Awa berjalan malas ke kamarnya, malam ini dia benar-benar suntuk, ingin keluar, namun dengan siapa?
Ingin bercanda dan bermain, juga dengan siapa?
Ingin curhat, pada siapa?Pada dasarnya Awa-lah yang memposisikan dirinya seolah hidup sendiri saat berada di rumahnya, dia hanya berteman dengan busur dan anak panahnya.
15 menit setelah Awa membaringkan tubuhnya di kasur, terdengar suara knop pintu yang dibuka. Ia yakin itu mamanya.
"Kenapa ga ngumpul di bawah hm?" Tanya Lina dengan mengusap lembut rambut putrinya.
Awa bangkit dan menyingkap selimut tebalnya.
"Awa ngantuk banget Ma" Rengek Awa bergelantungan di leher Lina.
"Apa alasan kamu ga pernah mau kumpul sama kakak-kakakmu dibawah hm? Cerita sayang, mama akan dengerin apapun itu" Bujuk Lina menangkup wajah mungil putrinya.
Awa sebenarnya tak ingin memendam sendiri semua ini, hanya saja hatinya menyuruh untuk tak perlu membesarkan masalah yang sudah jelas bisa ditanganinya sendiri.
Mengadu justru membuat keadaan yang sebenarnya sederhana menjadi ribet, apalagi sudah berhubungan dengan orang tua.
"Gapapa mah, beneran deh" Awa mengangkat jarinya berbentuk 'v' dan langsung memeluk mamanya manja.
Awa tidak tau sebenarnya Lina tau atau tidak jika kakaknya selalu bertindak semena-mena padanya, namun Awa tak berniat mengadukan itu, agar Lina dengan mata kepalanya sendiri melihat itu secara langsung.
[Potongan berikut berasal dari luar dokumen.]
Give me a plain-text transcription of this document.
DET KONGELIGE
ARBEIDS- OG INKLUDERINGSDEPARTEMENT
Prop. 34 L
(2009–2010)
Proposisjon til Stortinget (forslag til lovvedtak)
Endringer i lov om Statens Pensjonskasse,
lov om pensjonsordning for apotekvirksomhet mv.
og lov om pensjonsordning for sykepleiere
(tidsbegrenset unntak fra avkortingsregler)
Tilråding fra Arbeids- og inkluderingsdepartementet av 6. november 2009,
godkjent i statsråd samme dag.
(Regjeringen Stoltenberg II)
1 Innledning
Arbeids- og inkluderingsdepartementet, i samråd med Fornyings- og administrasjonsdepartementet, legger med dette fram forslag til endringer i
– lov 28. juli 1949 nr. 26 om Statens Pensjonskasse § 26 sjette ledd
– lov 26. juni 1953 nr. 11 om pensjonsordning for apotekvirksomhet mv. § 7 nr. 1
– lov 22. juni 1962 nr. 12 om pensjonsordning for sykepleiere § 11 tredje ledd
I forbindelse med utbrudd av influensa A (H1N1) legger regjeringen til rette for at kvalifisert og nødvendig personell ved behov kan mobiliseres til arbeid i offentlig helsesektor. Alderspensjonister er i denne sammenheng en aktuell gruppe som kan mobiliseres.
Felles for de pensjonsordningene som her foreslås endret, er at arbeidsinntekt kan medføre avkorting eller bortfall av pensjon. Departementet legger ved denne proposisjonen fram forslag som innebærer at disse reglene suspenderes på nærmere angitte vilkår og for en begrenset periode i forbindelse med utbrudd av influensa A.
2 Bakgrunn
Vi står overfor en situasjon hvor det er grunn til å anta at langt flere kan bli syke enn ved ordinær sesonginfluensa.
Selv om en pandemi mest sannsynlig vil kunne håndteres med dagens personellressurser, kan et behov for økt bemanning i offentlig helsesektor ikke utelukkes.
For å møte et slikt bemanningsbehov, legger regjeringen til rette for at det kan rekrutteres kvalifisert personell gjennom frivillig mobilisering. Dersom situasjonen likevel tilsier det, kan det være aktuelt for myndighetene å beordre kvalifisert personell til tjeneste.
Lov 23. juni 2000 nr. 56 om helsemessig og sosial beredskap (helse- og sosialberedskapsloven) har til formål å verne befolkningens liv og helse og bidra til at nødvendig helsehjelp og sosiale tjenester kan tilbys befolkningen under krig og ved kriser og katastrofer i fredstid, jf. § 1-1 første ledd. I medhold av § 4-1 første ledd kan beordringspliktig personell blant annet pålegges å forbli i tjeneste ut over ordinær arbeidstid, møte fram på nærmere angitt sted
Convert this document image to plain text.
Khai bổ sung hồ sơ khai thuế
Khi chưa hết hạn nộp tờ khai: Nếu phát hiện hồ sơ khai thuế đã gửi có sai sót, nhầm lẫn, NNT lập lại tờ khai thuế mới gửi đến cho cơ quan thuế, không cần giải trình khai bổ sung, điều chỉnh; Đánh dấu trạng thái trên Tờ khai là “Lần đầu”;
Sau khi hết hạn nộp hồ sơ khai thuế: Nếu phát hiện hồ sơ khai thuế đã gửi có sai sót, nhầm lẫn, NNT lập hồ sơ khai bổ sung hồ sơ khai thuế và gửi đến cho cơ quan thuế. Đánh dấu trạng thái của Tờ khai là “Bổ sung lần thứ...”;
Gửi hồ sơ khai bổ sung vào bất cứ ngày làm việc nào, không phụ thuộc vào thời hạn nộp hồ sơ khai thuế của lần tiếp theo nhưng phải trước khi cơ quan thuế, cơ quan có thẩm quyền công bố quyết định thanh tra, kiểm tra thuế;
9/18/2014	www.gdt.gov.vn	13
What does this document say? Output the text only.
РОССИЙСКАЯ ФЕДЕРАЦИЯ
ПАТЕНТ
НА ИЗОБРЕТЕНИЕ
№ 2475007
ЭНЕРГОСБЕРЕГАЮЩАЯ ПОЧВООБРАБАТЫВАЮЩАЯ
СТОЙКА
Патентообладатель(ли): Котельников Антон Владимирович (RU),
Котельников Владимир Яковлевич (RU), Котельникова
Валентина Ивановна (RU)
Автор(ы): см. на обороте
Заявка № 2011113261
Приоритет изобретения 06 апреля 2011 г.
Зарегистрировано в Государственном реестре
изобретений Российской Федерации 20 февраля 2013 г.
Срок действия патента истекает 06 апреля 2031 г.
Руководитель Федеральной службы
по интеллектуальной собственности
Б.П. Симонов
Sekarang ini dia sedang berada di kursi belajarnya menghadap ke sebuah jalan kompleks, meja belajarnya ada di tepat depan kaca jendela yang bisa menatap jalanan kompleks perumahannya.
Dia termangu memandang jalanan yang sepi dikala malam seperti ini, orang perumahan tak akan ada yang keluar jika sudah malam, jalanan sudah pasti sepi, Awa selalu nyaman belajar dengan menatap langit dan jalanan sepi seperti saat ini. Memikirkan seseorang sudah menjadi kebiasaannya saat ia mulai memandang langit dan menikmati ketenanangan malamnya.
"Hai Kak Bara, Kak Bara bisa denger gue gak? Atau mungkin kita lagi mandang langit yang sama?" Awa terus mengoceh sendiri seolah Bara bisa mendengarnya.
***
"Mama nanti yang jemput kamu Wa" Awa yang baru turun dari kamarnya mengangguk paham dan mengambil tempat duduk di samping Mauren.
Awa hanya meminum susunya tanpa makan apapun.
"Ayo berangkat Kak" Ajak Awa pada kakaknya.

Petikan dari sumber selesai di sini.